"L'erreur" du MR qui fâche la Suisse

27/07/15 à 14:21 - Mise à jour à 17:39

Source: Belga

Le MR a retiré une image de sa campagne de communication sur le programme de réformes adopté par le gouvernement fédéral. Sous le slogan "Cibler fraudeurs, spéculateurs et pollueurs", un montage représentait un drapeau suisse planté dans une liasse de billets d'euro.

"L'erreur" du MR qui fâche la Suisse

© DR

"Il s'agit d'une erreur de communication, qui n'avait aucune intention de nuire. Nous avons retiré l'image des réseaux sociaux suite à l'émoi qu'elle a suscité. Au nom du Mouvement Réformateur, je présente bien évidemment mes excuses à celles et ceux qui ont pu être choqués par ce visuel", a déclaré le président du MR, Olivier Chastel.

Cette image diffusée sur les réseaux sociaux a heurté le député suisse et président du Parti Démocrate Chrétien (PDC), Christophe Darbellay, a rapporté lundi "La Libre". Ce dernier a interpellé le Premier ministre, Charles Michel, jugeant déplorable l'image qui était donnée de son pays alors que la Suisse et la Belgique ont signé des accords d'échange automatique de données fiscales.

Le département helvétique des Affaires étrangères a réagi quant à lui lundi. "Le Mouvement réformateur (MR) n'est apparemment pas au fait des efforts entrepris ces dernières années par la Suisse pour lutter contre la fraude fiscale", a-t-il souligné, cité par le site internet de la Radio-Télévision Suisse romande (RTS).

"La loi suisse est estimée 'en conformité' avec les critères de l'OCDE en matière de lutte contre la fraude fiscale grâce aux modifications apportées depuis 2011", a-t-il affirmé, en précisant que l'ambassade de Suisse avait l'intention d'adresser un courrier au Mouvement réformateur pour "rafraîchir ses informations sur la Suisse".

Fin du secret bancaire

Le 27 mai, la Suisse et l'Union européenne ont entériné la fin du secret bancaire dans la Confédération helvétique pour les ressortissants européens. La mesure n'entrera toutefois en vigueur qu'en 2018. Elle permettra l'échange de données entre la Suisse et les 28 Etats membres.

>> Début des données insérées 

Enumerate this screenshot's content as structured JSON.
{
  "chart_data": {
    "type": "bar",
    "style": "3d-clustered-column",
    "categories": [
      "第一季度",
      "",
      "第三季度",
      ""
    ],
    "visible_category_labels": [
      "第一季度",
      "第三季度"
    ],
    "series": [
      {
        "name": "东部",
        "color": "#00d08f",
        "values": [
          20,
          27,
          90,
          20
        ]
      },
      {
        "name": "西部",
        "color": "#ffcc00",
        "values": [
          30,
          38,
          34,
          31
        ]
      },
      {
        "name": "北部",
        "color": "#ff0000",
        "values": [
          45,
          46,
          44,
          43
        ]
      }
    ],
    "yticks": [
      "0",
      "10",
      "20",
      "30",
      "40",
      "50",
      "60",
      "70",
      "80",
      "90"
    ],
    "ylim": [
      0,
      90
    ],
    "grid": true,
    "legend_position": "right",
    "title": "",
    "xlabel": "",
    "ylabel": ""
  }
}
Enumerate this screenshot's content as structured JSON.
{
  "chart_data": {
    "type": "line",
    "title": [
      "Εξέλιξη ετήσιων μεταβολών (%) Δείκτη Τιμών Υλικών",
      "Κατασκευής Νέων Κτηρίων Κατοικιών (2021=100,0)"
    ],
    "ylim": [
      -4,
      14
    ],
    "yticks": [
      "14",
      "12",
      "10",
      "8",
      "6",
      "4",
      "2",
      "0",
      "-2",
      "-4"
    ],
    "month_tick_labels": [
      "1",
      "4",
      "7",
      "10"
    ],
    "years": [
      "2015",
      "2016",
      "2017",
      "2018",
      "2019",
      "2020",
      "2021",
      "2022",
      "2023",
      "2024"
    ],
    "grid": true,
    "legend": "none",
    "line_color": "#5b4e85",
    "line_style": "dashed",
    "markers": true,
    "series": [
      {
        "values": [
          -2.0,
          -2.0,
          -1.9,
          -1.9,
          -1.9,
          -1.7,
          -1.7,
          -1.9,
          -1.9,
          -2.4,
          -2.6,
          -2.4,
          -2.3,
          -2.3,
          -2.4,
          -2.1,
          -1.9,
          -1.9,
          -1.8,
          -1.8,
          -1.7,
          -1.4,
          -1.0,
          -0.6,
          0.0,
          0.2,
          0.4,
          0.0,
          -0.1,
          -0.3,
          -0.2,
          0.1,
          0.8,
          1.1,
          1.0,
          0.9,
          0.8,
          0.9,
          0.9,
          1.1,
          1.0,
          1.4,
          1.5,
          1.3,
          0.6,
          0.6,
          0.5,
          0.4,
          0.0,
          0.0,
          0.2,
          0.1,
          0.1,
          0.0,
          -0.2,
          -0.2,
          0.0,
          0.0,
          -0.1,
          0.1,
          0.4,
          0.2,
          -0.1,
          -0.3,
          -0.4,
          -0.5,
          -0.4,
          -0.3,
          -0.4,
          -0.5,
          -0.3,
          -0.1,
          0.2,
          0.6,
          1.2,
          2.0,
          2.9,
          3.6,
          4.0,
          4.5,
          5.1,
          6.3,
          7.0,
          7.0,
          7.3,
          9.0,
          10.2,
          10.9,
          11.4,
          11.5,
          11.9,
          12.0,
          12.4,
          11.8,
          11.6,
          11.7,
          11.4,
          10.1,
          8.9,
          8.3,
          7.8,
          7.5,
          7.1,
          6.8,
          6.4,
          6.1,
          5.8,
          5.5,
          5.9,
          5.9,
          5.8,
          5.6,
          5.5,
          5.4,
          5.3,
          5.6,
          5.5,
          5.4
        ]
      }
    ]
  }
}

Concrètement, les banques helvétiques devront dans un premier temps livrer aux autorités fiscales suisses des données qu'elles auront collectées sur les contribuables - personnes physiques ou morales - d'un pays membre de l'UE. Le fisc suisse à son tour transmettra ces renseignements aux autorités fiscales du pays concerné. Les membres de l'UE auront les mêmes obligations à l'égard de la Suisse.

Chaque année, les États membres recevront donc les nom, adresse, numéro d'identification fiscale et date de naissance de leurs résidents possédant des comptes en Suisse, ainsi que d'autres informations sur les actifs financiers et le solde des comptes.